In S.N.A., Canadian residents A.N.A. and B.B.P. were divorced in a Canadian court. The court awarded B.B.P. custody of the minor child of the marriage and ordered A.N.A. to pay child support. When B.B.P. and S.N.A. later moved to Texas, B.B.P. filed a petition to register the Canadian judgment.
B.B.P. initially alleged that A.N.A. owed past due child support totaling "at least $105,300 without interest" and thereafter filed a petition to modify child support and reduce the unpaid child support to judgment. Specifically, she alleged that A.N.A. had "failed and refused to make child support payments pursuant to the foreign order" and requested that the trial court issue an order establishing child support in accordance with Texas child support guideline.
In response, A.N.A. filed a general denial and asserted that he had paid B.B.P. "substantial sums of money" and was not indebted to her. After conducting a final hearing, the trial court rendered judgment against A.N.A. for (1) $134,039.27 in past due child support and interest, and (2) $8,900.00 in attorney's fees and costs of trial.

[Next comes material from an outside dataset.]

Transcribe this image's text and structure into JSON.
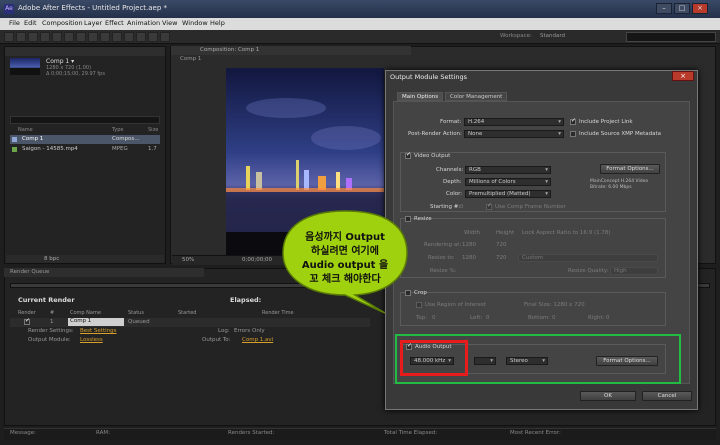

A.N.A. subsequently appealed, claiming, inter alia, that the trial court erred in calculating the amount of interest that had accrued on the arrearage he owed under the Canadian order based on Texas law and not Canadian law. The court, however, found that A.N.A. had waived this argument because Texas Rule of Evidence 203 states that
"a party intending to raise an issue concerning foreign law must give notice in the pleadings or 'other reasonable written notice,' and at least thirty days before trial furnish to all parties copies of any written materials or sources that the party intends to use as proof of the foreign law."
And the problem for A.N.A., according to the court, was that while he
"attached a copy of the Canadian order to his pleadings, he provided no notice in the pleadings or other written notice that he intended to assert that Canadian law be applied. Nor did he provide to B.B.P. or the trial court any materials proving Canadian law governing interest rates in arrearages."
I have never seen a rule of evidence similar to Texas Rule of Evidence 203, but it seems like something that certain Supreme Court Justices not named Breyer might enjoy.